Father was cold and silent, staring at his ill son without words. The young boy began convulsing with violent muscle contractions. His head lolled and came upright, his posture shifting. He opened his mouth and screamed, the shock wave of banshee wailing blowing out. Some of the Palestra and sorcerers were knocked backwards. "Hold him!" The Magister commanded. Wards flared into action pinning the boy in fields of light. He was lifted in the air, unable to move at all. His eyes glowed red.
"Well, this is another matter entirely." The Magister smirked. "His soul is still bound through the rift. We will use him to seal it all off."
"What are you talking about?" Father asked with barely veiled contempt. "What is your intention with my son?"
"He will be held like this in the restricted wing of the Mahkra asylum for the thaumaturgically unsettled." The voice was another member of the Basilica, having not been identified. "He will be frozen in this moment as the seal between our world and the forbidden. This was how we constructed and have kept Shieltine's Ward."
Without so much as a sound or hint of protest, the father moved toward the summoning circle. He plunged a wicked athame into his son's chest, piercing his heart with the twisted dagger. The Palestra jumped on him after a moment of shock. Struggling against them, father wept. "You will not keep my son in one of your bloody asylums. I will not allow you to imprison him in madness like his mother!" Seizing him, they pulled him back, but futilely. The infernal flames faded from the boy's eyes.
The young boy floated in the white light, hung in silent repose against the night. The Patriarchal Palace lit the bedchamber with its spectral kaleidoscope of colors. The Magister was not pleased. "What you have done is treason. Your boy would have been our salvation. You have no idea what darkness lies beyond that Veil."
"To bloody hell with all of it!" Father wept and snarled at him. "Damn your infernal laws and this wretched city! It was all for nothing!"

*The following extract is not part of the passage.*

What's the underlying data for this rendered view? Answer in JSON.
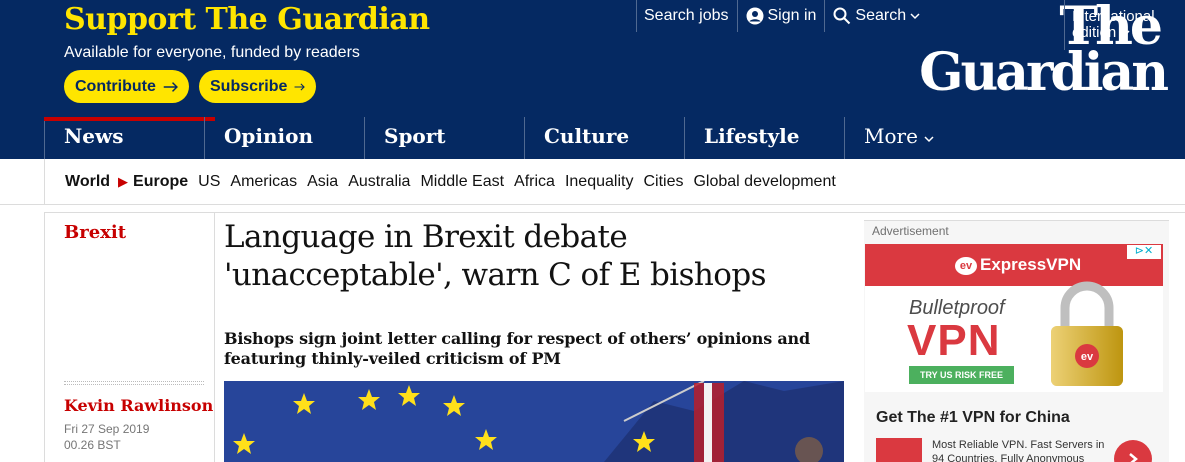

One of the Palestra stabbed a knife into the father's chest. "By violation of the Patriarchal decree, you are sentenced to immediate execution. Harboring threats to the state, interfering with the Rachis, unlicensed rifts between worlds, summoning by children without supervision, failure to report extraplanar intrusion. Filicide. Your head will be severed after death by guillotine and mounted on the wall." Father fell to the ground below his son, his blood pooling over the circle on the floor. The Magister frowned and his shook his head at the waste of it all.
"You should not have done that, it was not a mercy." The Basilican Magistrate sighed. "Now, the soul of your son is lost to the Mirror. Forever."